Perhaps this would be a good way to illustrate the situation: let’s suppose that every time a baby is born, the world splits into parallel universes: one where it’s a boy and one where it’s a girl. We can view this as cloning everyone in the world, and then adding one boy and one girl. Every other probabilistic event splits the universe as well: for example, if someone has probability 1/3 of dying, then when the time comes, the universe splits into three, and two of his clones live while one dies.

Clearly, the difference between boys and girls over all parallel universes will remain 0 as long as births have 50/50 boy/girl probabilities and causes of death are also equally likely to strike boys as girls. Nothing else matters. And since the difference taken over all parallel universes is exactly the same thing, mathematically speaking, as the expected difference given by the probability distribution, this tells us that the expected difference is 0.

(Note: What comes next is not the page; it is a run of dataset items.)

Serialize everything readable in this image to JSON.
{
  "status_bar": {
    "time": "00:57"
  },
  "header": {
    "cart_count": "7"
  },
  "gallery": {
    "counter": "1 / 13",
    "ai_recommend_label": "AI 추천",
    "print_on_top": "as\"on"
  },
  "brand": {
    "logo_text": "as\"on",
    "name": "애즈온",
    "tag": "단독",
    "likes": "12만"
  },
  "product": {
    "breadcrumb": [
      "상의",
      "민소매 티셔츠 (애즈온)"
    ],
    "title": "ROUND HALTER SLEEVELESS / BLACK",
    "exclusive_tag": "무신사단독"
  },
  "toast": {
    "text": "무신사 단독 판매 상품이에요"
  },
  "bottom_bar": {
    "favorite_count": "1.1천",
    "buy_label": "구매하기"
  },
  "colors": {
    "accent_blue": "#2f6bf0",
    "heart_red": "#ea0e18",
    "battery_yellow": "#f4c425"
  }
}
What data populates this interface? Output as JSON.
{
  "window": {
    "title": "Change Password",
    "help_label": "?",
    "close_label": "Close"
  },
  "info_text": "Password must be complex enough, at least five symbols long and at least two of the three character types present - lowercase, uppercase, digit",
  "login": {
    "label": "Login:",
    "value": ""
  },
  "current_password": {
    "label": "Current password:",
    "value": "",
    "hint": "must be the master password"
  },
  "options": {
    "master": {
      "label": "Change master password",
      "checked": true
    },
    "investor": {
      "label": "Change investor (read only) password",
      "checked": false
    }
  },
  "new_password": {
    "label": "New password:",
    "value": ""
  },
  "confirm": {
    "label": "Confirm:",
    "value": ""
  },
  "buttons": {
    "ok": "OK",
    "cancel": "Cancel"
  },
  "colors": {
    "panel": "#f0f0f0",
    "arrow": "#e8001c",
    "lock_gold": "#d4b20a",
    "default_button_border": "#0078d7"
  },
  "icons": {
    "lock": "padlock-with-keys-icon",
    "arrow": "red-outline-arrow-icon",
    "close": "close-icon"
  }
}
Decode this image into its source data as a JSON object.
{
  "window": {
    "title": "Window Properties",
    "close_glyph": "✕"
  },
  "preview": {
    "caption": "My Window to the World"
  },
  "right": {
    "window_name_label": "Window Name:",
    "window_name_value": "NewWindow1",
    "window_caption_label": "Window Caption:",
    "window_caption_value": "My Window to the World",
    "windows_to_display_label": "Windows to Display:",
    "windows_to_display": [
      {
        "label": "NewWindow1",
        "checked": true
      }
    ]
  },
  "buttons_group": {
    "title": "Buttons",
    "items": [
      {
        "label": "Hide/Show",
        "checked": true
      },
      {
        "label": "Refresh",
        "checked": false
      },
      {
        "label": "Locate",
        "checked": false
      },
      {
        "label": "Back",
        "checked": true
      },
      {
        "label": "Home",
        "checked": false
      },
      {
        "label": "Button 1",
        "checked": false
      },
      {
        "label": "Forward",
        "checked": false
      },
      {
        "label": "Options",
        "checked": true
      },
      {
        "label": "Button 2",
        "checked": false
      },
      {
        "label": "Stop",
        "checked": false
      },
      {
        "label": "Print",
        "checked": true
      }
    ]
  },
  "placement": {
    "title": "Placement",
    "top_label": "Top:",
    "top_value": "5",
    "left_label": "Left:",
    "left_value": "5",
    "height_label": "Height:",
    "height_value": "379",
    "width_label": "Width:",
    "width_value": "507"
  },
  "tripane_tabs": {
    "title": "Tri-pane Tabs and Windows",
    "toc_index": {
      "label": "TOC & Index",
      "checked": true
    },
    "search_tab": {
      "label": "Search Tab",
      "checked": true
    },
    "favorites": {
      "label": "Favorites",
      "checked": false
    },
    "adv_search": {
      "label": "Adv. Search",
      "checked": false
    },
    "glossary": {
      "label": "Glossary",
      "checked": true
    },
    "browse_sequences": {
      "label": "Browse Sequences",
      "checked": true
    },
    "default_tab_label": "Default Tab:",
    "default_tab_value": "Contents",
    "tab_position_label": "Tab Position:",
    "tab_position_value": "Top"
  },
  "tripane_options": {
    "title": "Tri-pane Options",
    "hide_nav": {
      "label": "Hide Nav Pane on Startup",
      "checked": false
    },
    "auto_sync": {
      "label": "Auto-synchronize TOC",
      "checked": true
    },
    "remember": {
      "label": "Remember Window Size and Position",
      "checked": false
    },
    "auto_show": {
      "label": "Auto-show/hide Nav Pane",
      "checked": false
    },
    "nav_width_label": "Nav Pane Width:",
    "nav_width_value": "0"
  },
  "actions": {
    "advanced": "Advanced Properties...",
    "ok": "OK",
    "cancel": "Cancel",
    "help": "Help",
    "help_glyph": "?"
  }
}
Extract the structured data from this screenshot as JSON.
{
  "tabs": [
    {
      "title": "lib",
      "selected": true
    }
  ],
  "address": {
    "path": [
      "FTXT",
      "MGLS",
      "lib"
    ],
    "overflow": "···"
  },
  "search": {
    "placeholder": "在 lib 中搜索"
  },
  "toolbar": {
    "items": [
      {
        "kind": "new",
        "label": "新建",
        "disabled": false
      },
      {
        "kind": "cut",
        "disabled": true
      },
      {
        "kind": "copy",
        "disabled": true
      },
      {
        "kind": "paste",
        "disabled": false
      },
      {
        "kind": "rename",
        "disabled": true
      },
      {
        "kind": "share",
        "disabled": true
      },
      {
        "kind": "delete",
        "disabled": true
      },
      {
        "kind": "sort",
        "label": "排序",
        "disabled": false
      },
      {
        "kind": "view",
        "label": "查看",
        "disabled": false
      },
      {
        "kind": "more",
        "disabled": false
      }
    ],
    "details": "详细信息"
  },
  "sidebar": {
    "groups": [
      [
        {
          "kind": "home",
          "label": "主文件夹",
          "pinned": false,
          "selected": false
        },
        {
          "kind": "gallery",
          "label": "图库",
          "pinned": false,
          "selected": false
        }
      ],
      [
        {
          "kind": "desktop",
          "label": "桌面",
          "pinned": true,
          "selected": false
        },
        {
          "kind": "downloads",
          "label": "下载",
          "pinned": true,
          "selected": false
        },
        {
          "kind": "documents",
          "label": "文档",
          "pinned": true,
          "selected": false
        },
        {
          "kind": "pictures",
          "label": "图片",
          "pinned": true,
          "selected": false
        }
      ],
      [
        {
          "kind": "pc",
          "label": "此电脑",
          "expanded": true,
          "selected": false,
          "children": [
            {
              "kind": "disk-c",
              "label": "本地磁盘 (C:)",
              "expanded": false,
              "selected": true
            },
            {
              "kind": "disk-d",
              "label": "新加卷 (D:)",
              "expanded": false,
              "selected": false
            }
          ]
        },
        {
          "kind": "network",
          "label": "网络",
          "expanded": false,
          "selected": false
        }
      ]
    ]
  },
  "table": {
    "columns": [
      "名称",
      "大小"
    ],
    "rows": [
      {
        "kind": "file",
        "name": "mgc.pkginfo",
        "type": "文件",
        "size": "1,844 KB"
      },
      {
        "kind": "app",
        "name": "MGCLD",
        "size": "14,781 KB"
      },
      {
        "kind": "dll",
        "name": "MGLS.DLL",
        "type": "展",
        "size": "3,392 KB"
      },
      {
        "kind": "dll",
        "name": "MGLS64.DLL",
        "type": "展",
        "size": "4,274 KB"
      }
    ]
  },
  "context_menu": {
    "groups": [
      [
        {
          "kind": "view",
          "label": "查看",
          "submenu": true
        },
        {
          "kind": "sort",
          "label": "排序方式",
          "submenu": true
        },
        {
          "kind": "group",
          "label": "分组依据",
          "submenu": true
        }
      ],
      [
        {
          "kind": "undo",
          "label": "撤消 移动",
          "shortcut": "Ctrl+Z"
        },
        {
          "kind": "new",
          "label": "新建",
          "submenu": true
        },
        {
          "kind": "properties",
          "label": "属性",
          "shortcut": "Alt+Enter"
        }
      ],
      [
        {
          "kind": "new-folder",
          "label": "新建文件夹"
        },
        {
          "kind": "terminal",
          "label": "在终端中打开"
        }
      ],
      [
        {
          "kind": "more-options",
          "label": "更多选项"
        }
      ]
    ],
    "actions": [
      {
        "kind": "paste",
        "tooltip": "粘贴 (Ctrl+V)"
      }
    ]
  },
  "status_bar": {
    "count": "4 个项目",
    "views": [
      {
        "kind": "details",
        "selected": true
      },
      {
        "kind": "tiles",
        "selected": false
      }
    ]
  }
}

Indistinguishable is right, and though the math was staring me in the face, I had to look at the simulation to see what was happening. With the simple B, GB, GG case, B has twice the chance of being selected as either of the other two cases. So, it can easily be rewritten as B, B, GB, GG with each having equal probability so with simple counting, you’ll see there’s the same number of Bs and Gs there (3 of each).

Sorry, for the hijack. :stuck_out_tongue:

Ah. Thanks Indistinguishable. I had to draw a picture.

This is why I quit after calculus.

(And yes, for me “expected value” means “value I would expect,” though I realize that’s a term of art with a different meaning.)

The sad thing about this made-up problem is that it has been tested already in the real world.

Normally there are about 105 boys born for 100 girls (more boy babies die after birth), so the rate in the early 80s wasn’t too far out of line.

The situation in China isn’t an accurate reflection of the problem stated in the OP. In China unborn girls are being aborted, or newborn baby girls are being killed. That means that the birthrate is no longer 50/50.